仕事力~働くを考えるコラム

就職活動

「全ての仕事は人間のために」
石黒 浩が語る仕事―2

就職活動

ロボットは人の鏡になる

機械は人間の延長だ

人間の定義、猿との違いは「道具や機械を使う」ことです。だから人間は面白い。道具や機械、すなわち技術によって、自分をそれ以上の能力に置き換えたいという望みは止まらないからです。僕たちは家事労働を助ける家電品や、交通機関などの機械と一緒に暮らしています。本来の人が持つ能力をヒントにし、その機能を拡張してきて、現在すでに生活の中で生身の体だけで何かをすることはほとんど無くなりました。おそらく9割以上は、技術に頼っています。そして僕たちの歴史は、これからも人間として「機械との融合を図る」という道へ進んでいくことは間違いありません。

逆に言えば、技術は人間本来の能力からヒントを得て作られるので、自分たちの欲求の具現化でもある。だから、どの部分を機械に置き換えられるかという追求をやめない。自分とは何かということを機械に置き換えて客観的に説明するために、人類が生き延びている間は技術革新が終わることはありません。

例えば、事故などで足を負傷したら義足という技術が補ってくれる。車椅子に乗ってスポーツもできる。その人の体の一部が機械に置き換えられても、人間らしさは1%も失われません。むしろその新しい姿で前へ進んでいく様子はカッコいいと思います。ということは、すでに「人間の要件」から生身の体は要らない。体が機械に置き換えられても人間だということではありませんか。

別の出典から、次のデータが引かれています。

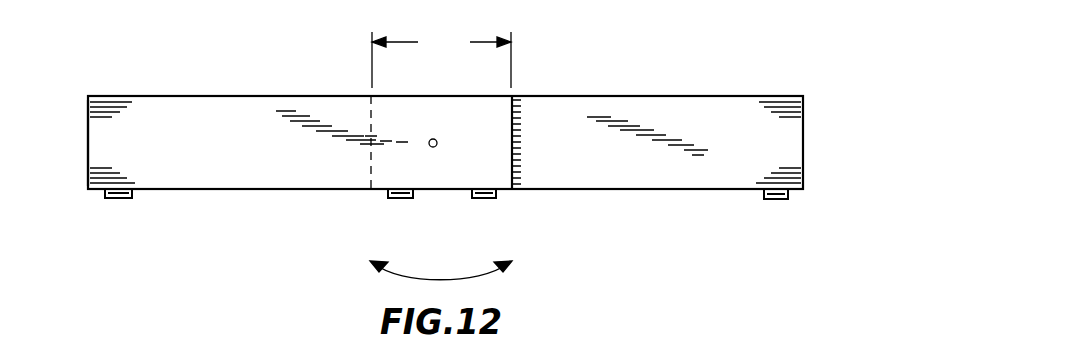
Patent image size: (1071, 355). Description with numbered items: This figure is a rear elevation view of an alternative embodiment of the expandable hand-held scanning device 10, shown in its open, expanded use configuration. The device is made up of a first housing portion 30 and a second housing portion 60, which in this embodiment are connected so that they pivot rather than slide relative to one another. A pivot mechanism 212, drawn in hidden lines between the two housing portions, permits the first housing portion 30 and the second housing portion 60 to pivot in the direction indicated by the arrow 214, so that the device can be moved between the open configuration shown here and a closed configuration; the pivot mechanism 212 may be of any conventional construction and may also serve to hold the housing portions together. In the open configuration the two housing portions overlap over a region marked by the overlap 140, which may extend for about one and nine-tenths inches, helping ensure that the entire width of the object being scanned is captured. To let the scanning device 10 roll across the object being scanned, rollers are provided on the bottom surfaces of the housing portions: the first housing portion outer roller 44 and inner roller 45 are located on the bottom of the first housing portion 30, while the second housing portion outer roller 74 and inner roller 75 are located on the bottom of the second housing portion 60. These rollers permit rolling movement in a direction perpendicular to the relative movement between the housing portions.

The hand-held scanning device 10 is at (673, 76).
The first housing portion 30 is at (803, 137).
The second housing portion 60 is at (88, 143).
The overlap 140 is at (441, 58).
The pivot mechanism 212 is at (437, 141).
The arrow 214 is at (427, 282).
The second housing portion outer roller 74 is at (119, 199).
The first housing portion inner roller 45 is at (395, 200).
The second housing portion inner roller 75 is at (485, 200).
The first housing portion outer roller 44 is at (775, 200).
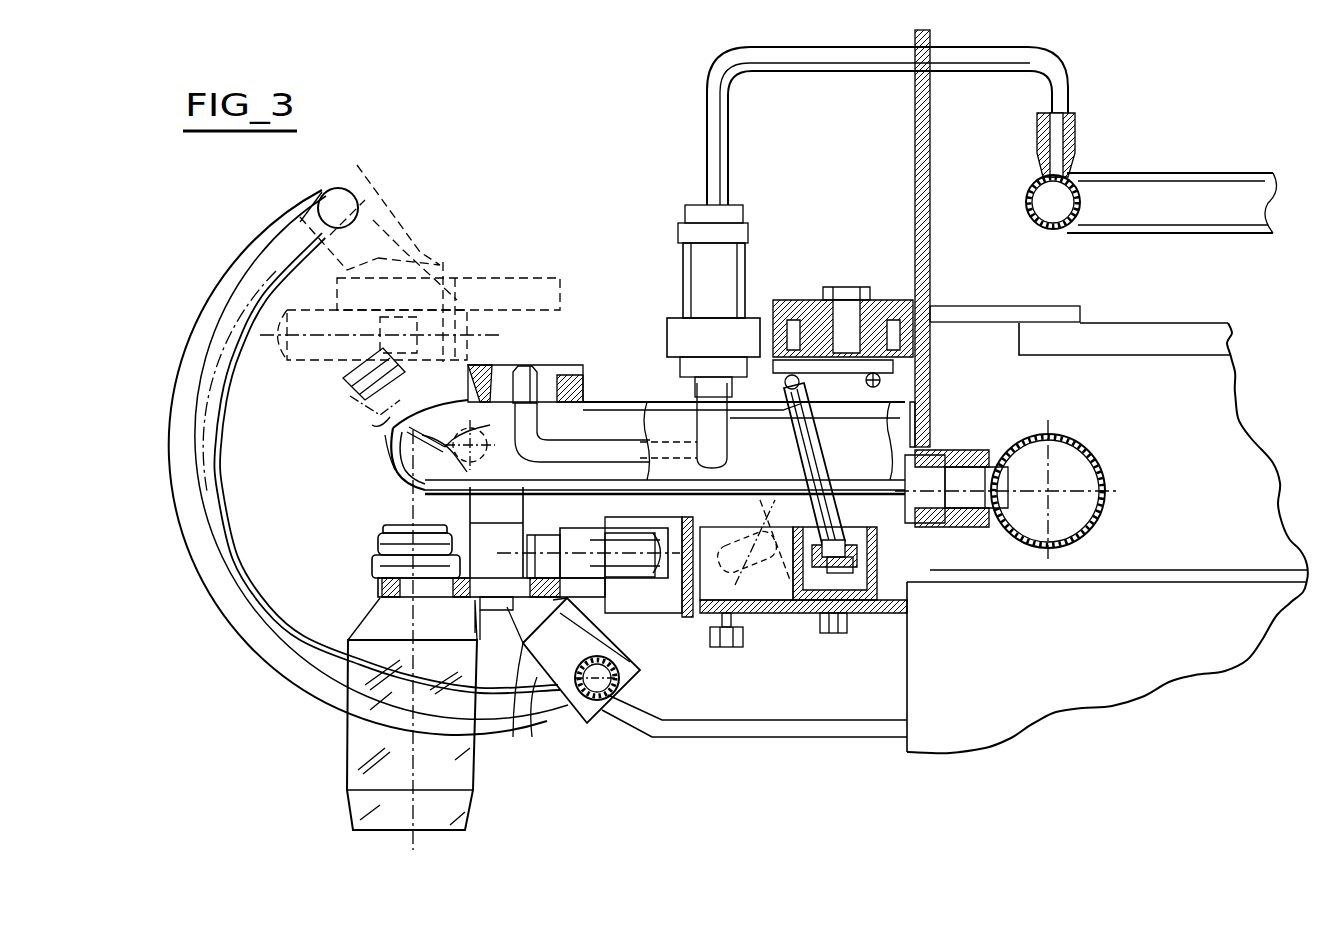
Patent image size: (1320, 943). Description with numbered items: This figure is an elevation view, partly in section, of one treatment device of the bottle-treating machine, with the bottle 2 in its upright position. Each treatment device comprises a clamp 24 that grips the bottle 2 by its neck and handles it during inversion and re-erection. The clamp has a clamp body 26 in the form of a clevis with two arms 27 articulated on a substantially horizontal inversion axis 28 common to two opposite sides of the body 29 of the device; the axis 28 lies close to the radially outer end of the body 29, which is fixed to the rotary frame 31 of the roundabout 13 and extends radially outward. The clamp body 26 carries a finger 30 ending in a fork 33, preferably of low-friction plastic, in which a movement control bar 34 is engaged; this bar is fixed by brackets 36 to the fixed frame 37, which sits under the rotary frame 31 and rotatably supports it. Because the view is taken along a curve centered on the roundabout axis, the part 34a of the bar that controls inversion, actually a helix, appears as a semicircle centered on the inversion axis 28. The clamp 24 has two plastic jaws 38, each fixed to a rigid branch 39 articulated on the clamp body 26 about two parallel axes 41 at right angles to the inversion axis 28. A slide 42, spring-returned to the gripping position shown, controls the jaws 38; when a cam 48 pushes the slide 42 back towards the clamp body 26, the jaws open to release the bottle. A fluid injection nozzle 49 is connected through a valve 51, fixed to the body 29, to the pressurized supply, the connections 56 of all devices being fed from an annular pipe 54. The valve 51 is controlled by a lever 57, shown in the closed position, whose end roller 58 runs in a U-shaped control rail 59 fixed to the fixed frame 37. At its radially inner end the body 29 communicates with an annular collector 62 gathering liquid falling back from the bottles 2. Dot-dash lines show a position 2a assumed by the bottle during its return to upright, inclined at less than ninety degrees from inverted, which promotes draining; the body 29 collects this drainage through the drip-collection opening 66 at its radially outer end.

The bottle 2 is at (467, 765).
The position of the bottle 2a is at (350, 393).
The roundabout 13 is at (903, 138).
The clamp 24 is at (490, 627).
The clamp body 26 is at (413, 533).
The arms 27 is at (480, 510).
The inversion axis 28 is at (455, 422).
The body 29 is at (390, 470).
The finger 30 is at (520, 713).
The rotary frame 31 is at (918, 192).
The fork 33 is at (562, 707).
The movement control bar 34 is at (603, 702).
The part of the bar 34a is at (190, 497).
The brackets 36 is at (752, 735).
The fixed frame 37 is at (907, 687).
The jaws 38 is at (380, 573).
The branches 39 is at (452, 597).
The axes 41 is at (387, 557).
The slide 42 is at (590, 540).
The cam 48 is at (690, 597).
The fluid injection nozzle 49 is at (553, 365).
The valve 51 is at (761, 270).
The annular pipe 54 is at (1030, 217).
The connections 56 is at (818, 62).
The lever 57 is at (838, 522).
The roller 58 is at (810, 613).
The control rail 59 is at (883, 600).
The annular collector 62 is at (1105, 510).
The drip-collection opening 66 is at (390, 417).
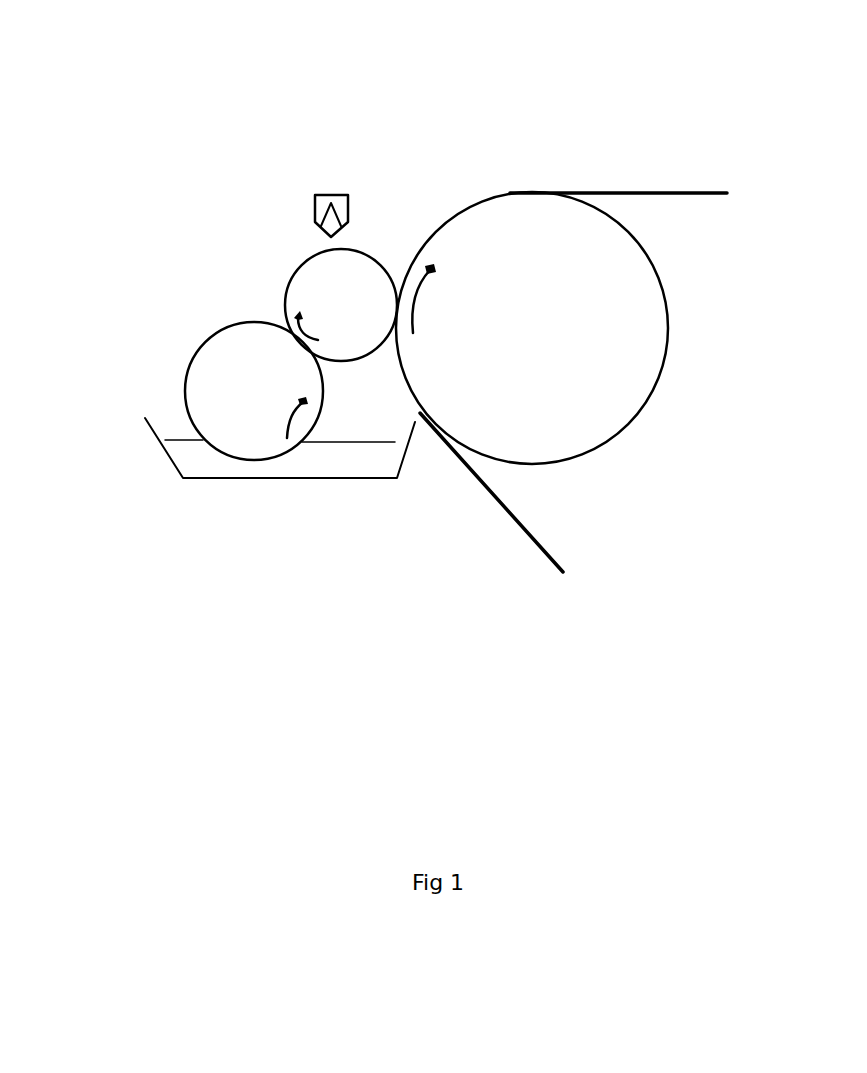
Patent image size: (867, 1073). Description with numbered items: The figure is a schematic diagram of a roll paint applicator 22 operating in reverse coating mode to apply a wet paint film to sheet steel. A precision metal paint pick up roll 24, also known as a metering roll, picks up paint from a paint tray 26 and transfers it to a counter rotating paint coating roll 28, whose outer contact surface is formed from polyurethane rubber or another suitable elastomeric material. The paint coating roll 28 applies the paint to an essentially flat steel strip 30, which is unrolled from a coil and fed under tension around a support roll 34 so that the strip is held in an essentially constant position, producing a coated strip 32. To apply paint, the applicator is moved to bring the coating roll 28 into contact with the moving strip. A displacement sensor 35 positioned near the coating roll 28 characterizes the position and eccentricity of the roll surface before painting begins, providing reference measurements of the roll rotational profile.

The roll paint applicator 22 is at (487, 133).
The paint pick up roll 24 is at (198, 385).
The paint tray 26 is at (368, 463).
The paint coating roll 28 is at (345, 270).
The steel strip 30 is at (537, 545).
The coated strip 32 is at (645, 195).
The support roll 34 is at (592, 410).
The displacement sensor 35 is at (327, 187).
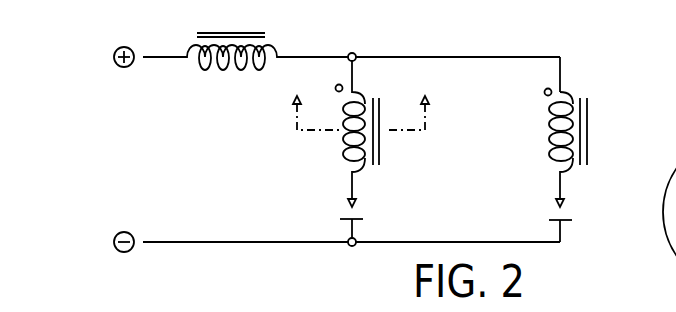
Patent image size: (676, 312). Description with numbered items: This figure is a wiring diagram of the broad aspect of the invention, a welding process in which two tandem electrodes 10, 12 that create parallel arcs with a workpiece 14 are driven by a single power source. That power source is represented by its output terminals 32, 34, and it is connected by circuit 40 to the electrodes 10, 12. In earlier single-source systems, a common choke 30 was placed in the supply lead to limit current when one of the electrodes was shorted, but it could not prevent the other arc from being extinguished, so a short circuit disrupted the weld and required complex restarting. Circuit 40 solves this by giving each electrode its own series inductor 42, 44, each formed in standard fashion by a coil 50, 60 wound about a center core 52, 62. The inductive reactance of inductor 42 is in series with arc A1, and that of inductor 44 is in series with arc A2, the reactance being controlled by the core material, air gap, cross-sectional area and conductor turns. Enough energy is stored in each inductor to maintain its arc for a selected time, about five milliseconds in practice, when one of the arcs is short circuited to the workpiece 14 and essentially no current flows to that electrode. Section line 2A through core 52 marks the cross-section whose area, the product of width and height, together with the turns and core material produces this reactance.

The electrode 10 is at (350, 188).
The electrode 12 is at (563, 189).
The workpiece 14 is at (238, 244).
The choke 30 is at (242, 30).
The output terminal 32 is at (305, 55).
The output terminal 34 is at (163, 240).
The circuit 40 is at (506, 54).
The series inductor 42 is at (333, 167).
The series inductor 44 is at (541, 139).
The coil 50 is at (345, 103).
The center core 52 is at (378, 92).
The coil 60 is at (549, 108).
The center core 62 is at (588, 92).
The arc A1 is at (362, 212).
The arc A2 is at (568, 210).
The section line 2A is at (361, 137).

不思議なことに、僕の話を聞いた人はその時はこういう意見を受け入れるのに、一歩家へ帰ったら全然受け入れなくなる。もし家族が事故で手足を失ったら、きっと大騒ぎし落胆するでしょう。それが社会の考え方の壁であり、僕が怖いなと感じるところですね。事故に遭った本人は人間としての要素を何も失っていないのに、周囲がそこで思考停止して人としての本質を見ないのは、それこそが人間らしくないと思います。

自分のことは外から知る

僕が自分自身にそっくりなアンドロイド(人間型ロボット)を製作した時、「自分のことが自分で認識できていない」と実感しました。撮影された映像で初めて「ああ、こうなのか」と分かる事実。顔だって普段は鏡で左右反対のものしか見ることができないから、あれっ、という違和感がありました。製作過程でロボットの動作が「石黒先生らしいです、そっくりです」と言われ、みんなうなずいているのに僕だけが、その「らしさ」を知らないのです。

テレビ番組でタレントのマツコ・デラックスさんのアンドロイドを製作した時も、初めてロボットに対面したご本人の第一声は「え~、私ってこんな?」という違和感でした。でも間もなく、ごく自然に接するようになっていらっしゃった。人は自分を正確に知らないけれど、やはり自分を知りたがっている。僕の体験も含めて、周囲に、そして社会に見えている自分こそが自分の「存在」というものなのだと感じました。

自分のことが分からないという状況は、生活の中の様々な場面にあります。仕事でもあると思います。客観的に外から指摘されるまで暗中模索なのです。(談)

いしぐろ・ひろし ●1963年滋賀県生まれ。工学博士。大阪大学大学院基礎工学研究科システム創成専攻教授(特別教授)、ATR石黒浩特別研究所客員所長(ATRフェロー)。ヒューマノイドやアンドロイド、自身の容姿に酷似した遠隔操作型ロボットのジェミノイド、最低限の人間の特徴を有するテレノイドなど多くのロボットを開発している。大阪文化賞受賞。著書に『人と芸術とアンドロイド』『ロボットとは何か』ほか多数。